If you're wondering why 1994 is the baseline, it's the year the United Nations Convention on Climate Change took effect, committing industrialized nations to provide funds and technology to mitigate climate change in poorer nations. But instead, the wealthier nations have been locking into place a carbon-intensive energy infrastructure, one that will endure for decades since coal plants typically operate for 40 to 50 years.
Sure, these public international lenders have committed $6 billion over the past 15 years to help the world's most vulnerable citizens adapt to a warming planet — but it's a fraction of the $100 billion spent on new coal plants.
Some would call that shooting yourself in the foot.
And it's not as though the World Bank is unaware of the dangers of continued reliance on coal. It commissioned a three-year independent study on the future role of the World Bank Group in supporting coal, oil and gas.
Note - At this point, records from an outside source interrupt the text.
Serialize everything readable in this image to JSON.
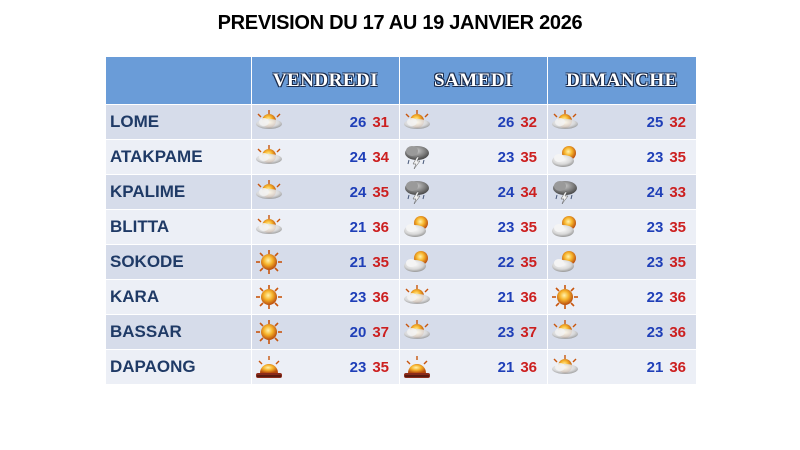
{
  "title": "PREVISION DU 17 AU 19 JANVIER 2026",
  "headers": [
    "VENDREDI",
    "SAMEDI",
    "DIMANCHE"
  ],
  "colors": {
    "header_bg": "#6a9cd8",
    "row_odd": "#d6dcea",
    "row_even": "#eceff6",
    "city": "#1f3a66",
    "min_temp": "#1f3fb8",
    "max_temp": "#cc1f1f"
  },
  "rows": [
    {
      "city": "LOME",
      "days": [
        {
          "icon": "sun-haze-icon",
          "min": "26",
          "max": "31"
        },
        {
          "icon": "sun-haze-icon",
          "min": "26",
          "max": "32"
        },
        {
          "icon": "sun-haze-icon",
          "min": "25",
          "max": "32"
        }
      ]
    },
    {
      "city": "ATAKPAME",
      "days": [
        {
          "icon": "sun-haze-icon",
          "min": "24",
          "max": "34"
        },
        {
          "icon": "thunderstorm-icon",
          "min": "23",
          "max": "35"
        },
        {
          "icon": "partly-cloudy-icon",
          "min": "23",
          "max": "35"
        }
      ]
    },
    {
      "city": "KPALIME",
      "days": [
        {
          "icon": "sun-haze-icon",
          "min": "24",
          "max": "35"
        },
        {
          "icon": "thunderstorm-icon",
          "min": "24",
          "max": "34"
        },
        {
          "icon": "thunderstorm-icon",
          "min": "24",
          "max": "33"
        }
      ]
    },
    {
      "city": "BLITTA",
      "days": [
        {
          "icon": "sun-haze-icon",
          "min": "21",
          "max": "36"
        },
        {
          "icon": "partly-cloudy-icon",
          "min": "23",
          "max": "35"
        },
        {
          "icon": "partly-cloudy-icon",
          "min": "23",
          "max": "35"
        }
      ]
    },
    {
      "city": "SOKODE",
      "days": [
        {
          "icon": "sun-icon",
          "min": "21",
          "max": "35"
        },
        {
          "icon": "partly-cloudy-icon",
          "min": "22",
          "max": "35"
        },
        {
          "icon": "partly-cloudy-icon",
          "min": "23",
          "max": "35"
        }
      ]
    },
    {
      "city": "KARA",
      "days": [
        {
          "icon": "sun-icon",
          "min": "23",
          "max": "36"
        },
        {
          "icon": "sun-haze-icon",
          "min": "21",
          "max": "36"
        },
        {
          "icon": "sun-icon",
          "min": "22",
          "max": "36"
        }
      ]
    },
    {
      "city": "BASSAR",
      "days": [
        {
          "icon": "sun-icon",
          "min": "20",
          "max": "37"
        },
        {
          "icon": "sun-haze-icon",
          "min": "23",
          "max": "37"
        },
        {
          "icon": "sun-haze-icon",
          "min": "23",
          "max": "36"
        }
      ]
    },
    {
      "city": "DAPAONG",
      "days": [
        {
          "icon": "dust-haze-icon",
          "min": "23",
          "max": "35"
        },
        {
          "icon": "dust-haze-icon",
          "min": "21",
          "max": "36"
        },
        {
          "icon": "sun-haze-icon",
          "min": "21",
          "max": "36"
        }
      ]
    }
  ]
}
But when that study recommended decisive action away from fossil fuel lending, the World Bank refused to endorse its findings — even at the urging of six Nobel Peace Laureates and the European Parliament.
The World Bank also gets it that the poorest countries will suffer the worst effects of global warming. In 2003, it published Poverty and Climate Change: Reducing the Vulnerability of the Poor through Adaptation, which stated "climate change is a serious risk to poverty reduction and threatens to undo decades of development efforts."
Why then does it finance coal? Here's what the World Bank's chief economist has to say:
"Because coal is often cheap and abundant, and the need for electricity is so great, coal plants are going to be built with or without our support. Without our support, it is the cheaper, dirtier type of coal plants that will proliferate."
Not true, says the Center for Global Development. It says most new coal plants that are built without World Bank funds, at least in India, already are the "supercritical" type because the operating and fuel costs of supercritical coal plants are cheaper.
More to the point, supercritical coal plants are only slightly cleaner, producing about 15 percent less C02 than traditional coal plants, according to EDF. They are still not as clean as even a natural gas-fired plant.
Which leads me to alternatives. Clearly, bringing electricity to the world's poor is a goal we can all get behind, but there's a better way to do it: Renewables, energy efficiency and grid modernization. International financial institutions should be scaling up their support for these rather than financing coal.
Today, the Bank spends twice as much on fossil fuel projects as new renewable energy and energy efficiency projects combined and five times as much as new renewables alone.
That's a missed opportunity when large-scale renewables are so feasible in the developing world.
Take Gujarat State in India, where a monstrous 4,000-megawatt coal-fired plant, the Tata Mundra, is being built with World Bank support. More than 7,000 megawatts of renewable energy are also in the works there — with no help from international development banks. AES, a U.S. based energy company, is constructing a $1.2 billion, 1,000 megawatt solar thermal array as part of that plan.
Think how many more renewable energy projects could be built if public international financial institutions changed their lending priorities.
International financial institutions must also tighten its definition of "low carbon." Supercritical coal plants now meet that feeble standard, which gives the World Bank's claim that 40 percent of its energy lending is "low carbon" a hollow ring.
These reforms are imperative, for if we do not slow the rise of CO2 emissions from coal in the developing world, no amount of emissions cuts in industrialized nations will make a difference.